Basis of preparation
The annual financial statements are prepared in thousands of South African rands
("R`000") on the historical- cost basis, except for certain assets and
liabilities which are carried at amortised cost, and derivative financial
instruments and biological assets which are stated at their fair value.
Financial statements
The consolidated financial statements for the year have been audited by Deloitte
& Touche and their accompanying unmodified audit report as well as their
unmodified audit report on this set of summarised financial information is
available for inspection at the company`s registered office. Full details of the
group`s business combinations for the year, additions and disposals of property,
plant and equipment as well as commitments and contingencies will be included in
the group`s consolidated financial statements.
Changes in accounting policies
The accounting policies of the group have been applied consistently to the
periods presented in the consolidated financial statements, except for:
1. IFRIC 11 - IFRS 2 - Group and Treasury Share Transactions.
This interpretation is required to be applied to accounting periods
commencing on or after 1 March 2007 with earlier adoption permitted. The
group adopted the interpretation during the current year, in the absence of
alternative guidance with regard to group share schemes.
2. Common control transactions - premiums and discounts arising on subsequent
purchases from or sales to minority interest in subsidiaries
Previously, any increases and decreases in ownership interest in
subsidiaries without a change in control were recognised as equity
transactions in the condolidated financial statements. Accordingly, any
premiums or discounts on subsequent purchases of equity instruments from,
or sales of equity instruments to, minorities were recognised directly in
equity of the parent shareholder. During the year, the group changed its
policy and these premiums or discounts are now treated in line with the
group`s policy on goodwill.
3. IFRS 8 - Operating Segments
This interpretation is required to be applied to accounting periods
commencing on or after 1 January 2009, with early application encouraged.
The group elected for early application of IFRS 8 - Operating Segments in
the interest of improved disclosure.
Restatement of comparative figures
Following the acquisition and initial accounting for the Homestyle Group
Plc acquisition on 30 June 2005 the group has undertaken a comprehensive
turnaround plan including the introduction of a largely new executive
management team who have addressed a number of operational issues in the
group. In addressing operational issues management became aware of certain
accounting inconsistencies and misstatements related to legacy issues in
existence at the acquisition date, 30 June 2005.

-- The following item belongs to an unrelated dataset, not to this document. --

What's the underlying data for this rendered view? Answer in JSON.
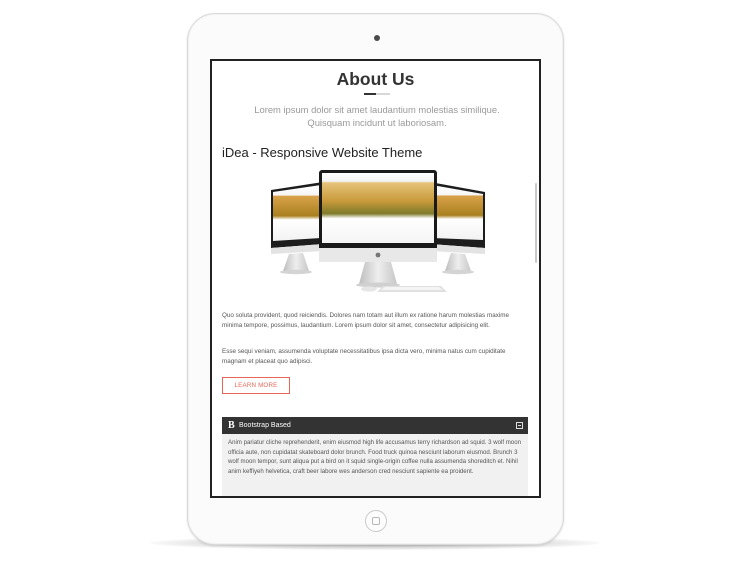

The restatement of previously reported amounts had no effect on previously
reported group earnings as they all related to at acquisition balances and
consequently were adjusted for in the goodwill arising on the acquisition
of the Homestyle group.
In accordance with IAS 8 - Accounting Policies, Changes in Accounting
Estimates and Errors these inconsistencies, misstatements and changes in
accounting policies were corrected retrospectively by restating the
comparatives for the prior periods as follows:
Balance sheet restatements
30 June 2006 30 June
2005
Change in
Change in provisional
Homestyle accounting accounting Homestyle
restatement policies (IFRS 3) restatement
R`000 R`000 R`000 R`000
Goodwill 134 000 35 181 27 029 118 935
Property, plant and (9 849) - - (9 035)
equipment
Inventories (122 241) - - (112 133)
Accounts receivable (31 029) - - (28 463)
Provisions (151 491) - (44 000) (138 964)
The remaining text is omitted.